Bihar schoolkids to grow organic vegetables, fruits for their mid-day meals

After a successful pilot project, 20,000 schools will now be given Rs 5,000 each and asked to develop kitchen gardens

 
By Mohd Imran Khan
Published: Friday 13 September 2019
Increasing nutritional content in food, spreading awareness about organic farming and increasing greenery are the reasons behind engaging students. Photo: Getty Images

Students in 20,000 government-run schools in Bihar will soon grow organic vegetables and fruits for mid-day meals, announced the state government recently.

After a successful pilot project in 100 schools in Purnea district, the state informally expanded the project to 4,000 schools. Now the Centre has agreed to fund the model.

Each school will be given Rs 5,000 to purchase tools, seeds and saplings to grow 75 kinds of vegetables and fruits. “It is already functional in these schools and will be expanded to 20,000 schools of the 72,000 primary and middle government-run schools in Bihar,” said Jeevendra Jha, mid-day meal deputy director in the state.

More schools will be brought into the fold in the coming years, he added.

The government is betting on the prject to provide extra nutrition to students through mid-day meals. Kitchen gardens, being referred to as poshan vatikas (nutrition gardens, will come up in these schools where vegetables will be grown organically.

“We have already started developing poshan vatikas (nutrition gardens) and all the produce, mainly organic vegetables, will be used in mid-day meals in schools,” Vinod Kumar Singh, state mid-day meal director, told Down To Earth.

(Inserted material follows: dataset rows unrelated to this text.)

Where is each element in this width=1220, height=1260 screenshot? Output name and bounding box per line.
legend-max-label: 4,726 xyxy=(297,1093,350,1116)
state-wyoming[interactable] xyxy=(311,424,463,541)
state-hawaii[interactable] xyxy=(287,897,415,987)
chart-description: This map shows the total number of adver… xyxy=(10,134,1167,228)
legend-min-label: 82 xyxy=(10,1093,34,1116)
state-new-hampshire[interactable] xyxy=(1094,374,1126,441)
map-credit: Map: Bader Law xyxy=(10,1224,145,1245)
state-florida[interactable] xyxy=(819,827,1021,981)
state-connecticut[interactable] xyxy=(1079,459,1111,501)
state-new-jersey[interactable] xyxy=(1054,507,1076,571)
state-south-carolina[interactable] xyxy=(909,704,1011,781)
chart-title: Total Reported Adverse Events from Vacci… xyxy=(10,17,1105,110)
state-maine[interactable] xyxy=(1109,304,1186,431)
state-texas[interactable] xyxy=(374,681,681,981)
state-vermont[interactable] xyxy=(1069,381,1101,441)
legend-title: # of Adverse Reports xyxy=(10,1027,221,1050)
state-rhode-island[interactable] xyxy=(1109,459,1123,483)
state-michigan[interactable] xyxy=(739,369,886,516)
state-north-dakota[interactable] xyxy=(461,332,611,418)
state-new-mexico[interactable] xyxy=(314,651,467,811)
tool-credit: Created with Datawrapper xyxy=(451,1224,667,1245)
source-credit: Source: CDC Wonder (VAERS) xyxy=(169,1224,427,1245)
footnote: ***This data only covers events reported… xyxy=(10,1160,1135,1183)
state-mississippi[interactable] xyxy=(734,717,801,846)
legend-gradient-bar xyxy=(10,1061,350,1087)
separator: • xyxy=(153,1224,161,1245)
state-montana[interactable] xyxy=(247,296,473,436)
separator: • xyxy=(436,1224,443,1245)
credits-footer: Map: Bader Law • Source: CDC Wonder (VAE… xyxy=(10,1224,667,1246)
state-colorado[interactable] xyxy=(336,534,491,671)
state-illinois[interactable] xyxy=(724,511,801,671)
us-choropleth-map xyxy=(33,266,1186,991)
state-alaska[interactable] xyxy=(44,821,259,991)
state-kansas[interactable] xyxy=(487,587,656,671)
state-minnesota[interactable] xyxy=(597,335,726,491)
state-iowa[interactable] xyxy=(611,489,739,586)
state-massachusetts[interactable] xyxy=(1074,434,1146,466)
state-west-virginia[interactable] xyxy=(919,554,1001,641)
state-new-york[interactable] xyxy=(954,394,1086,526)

Increasing nutritional content in food, spreading awareness about organic farming and increasing greenery are the reasons behind engaging students, added Singh.

Around 44 per cent of children under five are underweight in Bihar, 15.2 per cent are severely underweight and 20.8 per cent wasted, according to National Family Health Survey-4.

Students grew large quantities of seasonal vegetables like ladiesfinger, pumpkins, nenua (sponge gourd), tomatoes, brinjals, green chillies and radish with high yield during the pilot project, said a district education officer associated with the pilot in Purnea.